Anyone who creates a will has the final say in who is and isn't in the will. If you believe the will has changed, perhaps under duress or diminished mental capacity, then you can hopefully find out the how and why. Ask the executor for the current will, any previous versions, and a list of assets.
A good executor will usually compare copies of the will and will note any significant changes. So it is possible that a notice from the executor will be your first clue that you were removed from the will. If you are not told before the will enters probate, you will be able to get a copy from the probate court. You will also be told how long you have to contest the will. States have different rules and timelines. You, so you may want to have a lawyer help you get the copy and file the contest sooner rather than later.
Remember when you calculated whether it was worth the legal fight? Now it's time to pay up. If you managed to get a copy of the will without a lawyer, you should now find one. Show the lawyer the will and state your reasons for wanting to file a legal challenge.

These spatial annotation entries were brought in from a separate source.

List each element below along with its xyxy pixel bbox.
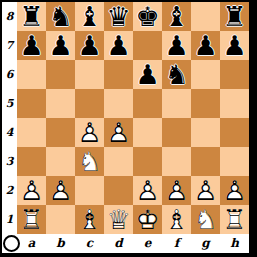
file-label-g: g: [191, 234, 220, 253]
square-b6[interactable]: [46, 60, 75, 89]
square-a3[interactable]: [17, 147, 46, 176]
file-label-b: b: [46, 234, 75, 253]
piece-outline-layer: ♗: [75, 205, 104, 234]
square-e3[interactable]: [133, 147, 162, 176]
piece-outline-layer: ♗: [162, 205, 191, 234]
square-b5[interactable]: [46, 89, 75, 118]
rank-label-4: 4: [2, 118, 17, 147]
square-f8[interactable]: ♝: [162, 2, 191, 31]
chess-diagram-panel: 87654321 ♜♞♝♛♚♝♜♟♟♟♟♟♟♟♟♞♟♙♟♙♞♘♟♙♟♙♟♙♟♙♟…: [2, 2, 249, 253]
rank-label-2: 2: [2, 176, 17, 205]
square-b8[interactable]: ♞: [46, 2, 75, 31]
square-a5[interactable]: [17, 89, 46, 118]
rank-label-5: 5: [2, 89, 17, 118]
piece-outline-layer: ♙: [191, 176, 220, 205]
black-queen-d8: ♛: [104, 2, 133, 31]
white-knight-g1: ♞♘: [191, 205, 220, 234]
square-d5[interactable]: [104, 89, 133, 118]
square-b4[interactable]: [46, 118, 75, 147]
square-e7[interactable]: [133, 31, 162, 60]
square-f4[interactable]: [162, 118, 191, 147]
piece-outline-layer: ♙: [104, 118, 133, 147]
white-bishop-c1: ♝♗: [75, 205, 104, 234]
black-pawn-f7: ♟: [162, 31, 191, 60]
square-c1[interactable]: ♝♗: [75, 205, 104, 234]
black-bishop-f8: ♝: [162, 2, 191, 31]
turn-indicator-circle: [3, 235, 20, 252]
chess-board: ♜♞♝♛♚♝♜♟♟♟♟♟♟♟♟♞♟♙♟♙♞♘♟♙♟♙♟♙♟♙♟♙♟♙♜♖♝♗♛♕…: [17, 2, 249, 234]
square-f1[interactable]: ♝♗: [162, 205, 191, 234]
square-h8[interactable]: ♜: [220, 2, 249, 31]
file-label-e: e: [133, 234, 162, 253]
black-rook-a8: ♜: [17, 2, 46, 31]
white-pawn-e2: ♟♙: [133, 176, 162, 205]
white-rook-a1: ♜♖: [17, 205, 46, 234]
square-c2[interactable]: [75, 176, 104, 205]
white-knight-c3: ♞♘: [75, 147, 104, 176]
piece-outline-layer: ♕: [104, 205, 133, 234]
square-h2[interactable]: ♟♙: [220, 176, 249, 205]
piece-outline-layer: ♔: [133, 205, 162, 234]
square-g1[interactable]: ♞♘: [191, 205, 220, 234]
piece-outline-layer: ♙: [133, 176, 162, 205]
chess-diagram-frame: 87654321 ♜♞♝♛♚♝♜♟♟♟♟♟♟♟♟♞♟♙♟♙♞♘♟♙♟♙♟♙♟♙♟…: [0, 0, 257, 257]
square-g2[interactable]: ♟♙: [191, 176, 220, 205]
square-h5[interactable]: [220, 89, 249, 118]
piece-outline-layer: ♘: [191, 205, 220, 234]
black-pawn-b7: ♟: [46, 31, 75, 60]
square-f6[interactable]: ♞: [162, 60, 191, 89]
white-pawn-d4: ♟♙: [104, 118, 133, 147]
square-a4[interactable]: [17, 118, 46, 147]
white-pawn-f2: ♟♙: [162, 176, 191, 205]
white-pawn-b2: ♟♙: [46, 176, 75, 205]
rank-label-1: 1: [2, 205, 17, 234]
rank-label-7: 7: [2, 31, 17, 60]
square-b7[interactable]: ♟: [46, 31, 75, 60]
black-king-e8: ♚: [133, 2, 162, 31]
white-pawn-a2: ♟♙: [17, 176, 46, 205]
piece-outline-layer: ♙: [46, 176, 75, 205]
square-e6[interactable]: ♟: [133, 60, 162, 89]
square-g5[interactable]: [191, 89, 220, 118]
square-e5[interactable]: [133, 89, 162, 118]
corner-cell: [2, 234, 17, 253]
square-h4[interactable]: [220, 118, 249, 147]
square-e4[interactable]: [133, 118, 162, 147]
square-a8[interactable]: ♜: [17, 2, 46, 31]
rank-label-3: 3: [2, 147, 17, 176]
square-h6[interactable]: [220, 60, 249, 89]
square-c5[interactable]: [75, 89, 104, 118]
file-label-h: h: [220, 234, 249, 253]
square-d2[interactable]: [104, 176, 133, 205]
square-c4[interactable]: ♟♙: [75, 118, 104, 147]
square-a7[interactable]: ♟: [17, 31, 46, 60]
black-pawn-e6: ♟: [133, 60, 162, 89]
white-pawn-c4: ♟♙: [75, 118, 104, 147]
square-f2[interactable]: ♟♙: [162, 176, 191, 205]
piece-outline-layer: ♙: [75, 118, 104, 147]
file-label-a: a: [17, 234, 46, 253]
square-e2[interactable]: ♟♙: [133, 176, 162, 205]
square-c8[interactable]: ♝: [75, 2, 104, 31]
white-queen-d1: ♛♕: [104, 205, 133, 234]
file-label-f: f: [162, 234, 191, 253]
square-g4[interactable]: [191, 118, 220, 147]
black-pawn-h7: ♟: [220, 31, 249, 60]
rank-label-6: 6: [2, 60, 17, 89]
square-g7[interactable]: ♟: [191, 31, 220, 60]
black-pawn-g7: ♟: [191, 31, 220, 60]
file-label-c: c: [75, 234, 104, 253]
black-pawn-a7: ♟: [17, 31, 46, 60]
piece-outline-layer: ♙: [17, 176, 46, 205]
white-rook-h1: ♜♖: [220, 205, 249, 234]
piece-outline-layer: ♙: [220, 176, 249, 205]
square-h1[interactable]: ♜♖: [220, 205, 249, 234]
black-pawn-c7: ♟: [75, 31, 104, 60]
square-b3[interactable]: [46, 147, 75, 176]
black-knight-b8: ♞: [46, 2, 75, 31]
piece-outline-layer: ♖: [220, 205, 249, 234]
black-rook-h8: ♜: [220, 2, 249, 31]
square-b1[interactable]: [46, 205, 75, 234]
white-pawn-g2: ♟♙: [191, 176, 220, 205]
piece-outline-layer: ♙: [162, 176, 191, 205]
white-bishop-f1: ♝♗: [162, 205, 191, 234]
white-pawn-h2: ♟♙: [220, 176, 249, 205]
square-a1[interactable]: ♜♖: [17, 205, 46, 234]
square-d4[interactable]: ♟♙: [104, 118, 133, 147]
square-d3[interactable]: [104, 147, 133, 176]
piece-outline-layer: ♘: [75, 147, 104, 176]
file-label-d: d: [104, 234, 133, 253]
square-a2[interactable]: ♟♙: [17, 176, 46, 205]
square-g8[interactable]: [191, 2, 220, 31]
square-d6[interactable]: [104, 60, 133, 89]
square-g6[interactable]: [191, 60, 220, 89]
square-c3[interactable]: ♞♘: [75, 147, 104, 176]
white-king-e1: ♚♔: [133, 205, 162, 234]
square-e8[interactable]: ♚: [133, 2, 162, 31]
black-knight-f6: ♞: [162, 60, 191, 89]
square-b2[interactable]: ♟♙: [46, 176, 75, 205]
rank-labels: 87654321: [2, 2, 17, 234]
rank-label-8: 8: [2, 2, 17, 31]
square-f5[interactable]: [162, 89, 191, 118]
square-f3[interactable]: [162, 147, 191, 176]
square-e1[interactable]: ♚♔: [133, 205, 162, 234]
square-c6[interactable]: [75, 60, 104, 89]
square-c7[interactable]: ♟: [75, 31, 104, 60]
black-bishop-c8: ♝: [75, 2, 104, 31]
square-d8[interactable]: ♛: [104, 2, 133, 31]
square-d7[interactable]: ♟: [104, 31, 133, 60]
square-h3[interactable]: [220, 147, 249, 176]
file-labels: abcdefgh: [17, 234, 249, 253]
piece-outline-layer: ♖: [17, 205, 46, 234]
square-h7[interactable]: ♟: [220, 31, 249, 60]
square-a6[interactable]: [17, 60, 46, 89]
square-g3[interactable]: [191, 147, 220, 176]
square-f7[interactable]: ♟: [162, 31, 191, 60]
square-d1[interactable]: ♛♕: [104, 205, 133, 234]
black-pawn-d7: ♟: [104, 31, 133, 60]
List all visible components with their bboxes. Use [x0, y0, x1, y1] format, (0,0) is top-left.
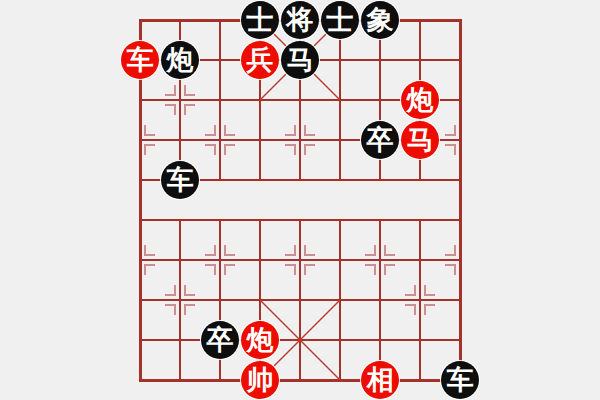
- piece-red-rook[interactable]: 车: [121, 41, 159, 79]
- piece-black-advisor-1[interactable]: 士: [241, 1, 279, 39]
- piece-black-elephant[interactable]: 象: [361, 1, 399, 39]
- piece-black-king[interactable]: 将: [281, 1, 319, 39]
- piece-red-king[interactable]: 帅: [241, 361, 279, 399]
- xiangqi-app: 士将士象车炮兵马炮卒马车卒炮帅相车: [0, 0, 600, 400]
- piece-red-cannon-2[interactable]: 炮: [241, 321, 279, 359]
- piece-black-cannon[interactable]: 炮: [161, 41, 199, 79]
- piece-black-rook-2[interactable]: 车: [441, 361, 479, 399]
- piece-black-advisor-2[interactable]: 士: [321, 1, 359, 39]
- piece-black-pawn-1[interactable]: 卒: [361, 121, 399, 159]
- piece-black-horse[interactable]: 马: [281, 41, 319, 79]
- xiangqi-board[interactable]: 士将士象车炮兵马炮卒马车卒炮帅相车: [120, 0, 480, 400]
- piece-red-elephant[interactable]: 相: [361, 361, 399, 399]
- piece-black-pawn-2[interactable]: 卒: [201, 321, 239, 359]
- piece-red-cannon-1[interactable]: 炮: [401, 81, 439, 119]
- piece-black-rook-1[interactable]: 车: [161, 161, 199, 199]
- piece-red-pawn[interactable]: 兵: [241, 41, 279, 79]
- piece-red-horse[interactable]: 马: [401, 121, 439, 159]
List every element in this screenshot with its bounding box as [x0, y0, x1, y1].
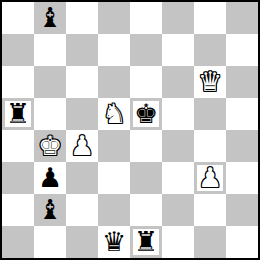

Basically, the testator has the right to disperse the estate according to whatever whim catches their fancy. To contest the will, you need a valid reason. These are fairly straightforward. You need to reasonably prove the testator lacked the mental capacity to understand what was going on when the current will was signed, they were pressured into changing it, or the will failed to meet state regulations and is thus not legal.
Your lawyer will be able to tell whether it is a winnable challenge on these grounds. If you don't have grounds, there is still the possibility you can make a claim on the estate. An example would be if you did unpaid work for the testator that you can claim costs for. Again, you would have to consider the value of the claim against the costs of making it.
If you have grounds, your lawyer files a contest against the will. The goal of this legal proceeding is to invalidate the current will and enforce a previous will that lists you as a beneficiary. If you have been left out of several revisions of the will, your chances will be slimmer because multiple wills must be invalidated. The burden of proof will also fall on you, so be prepared for a difficult fight.
Rather than fighting it out in an all-out court battle that will deplete you and the estate in legal costs, your lawyer may be able to guide the estate to mediation. Mediation may be able to get you closer to a resolution than a prolonged court battle.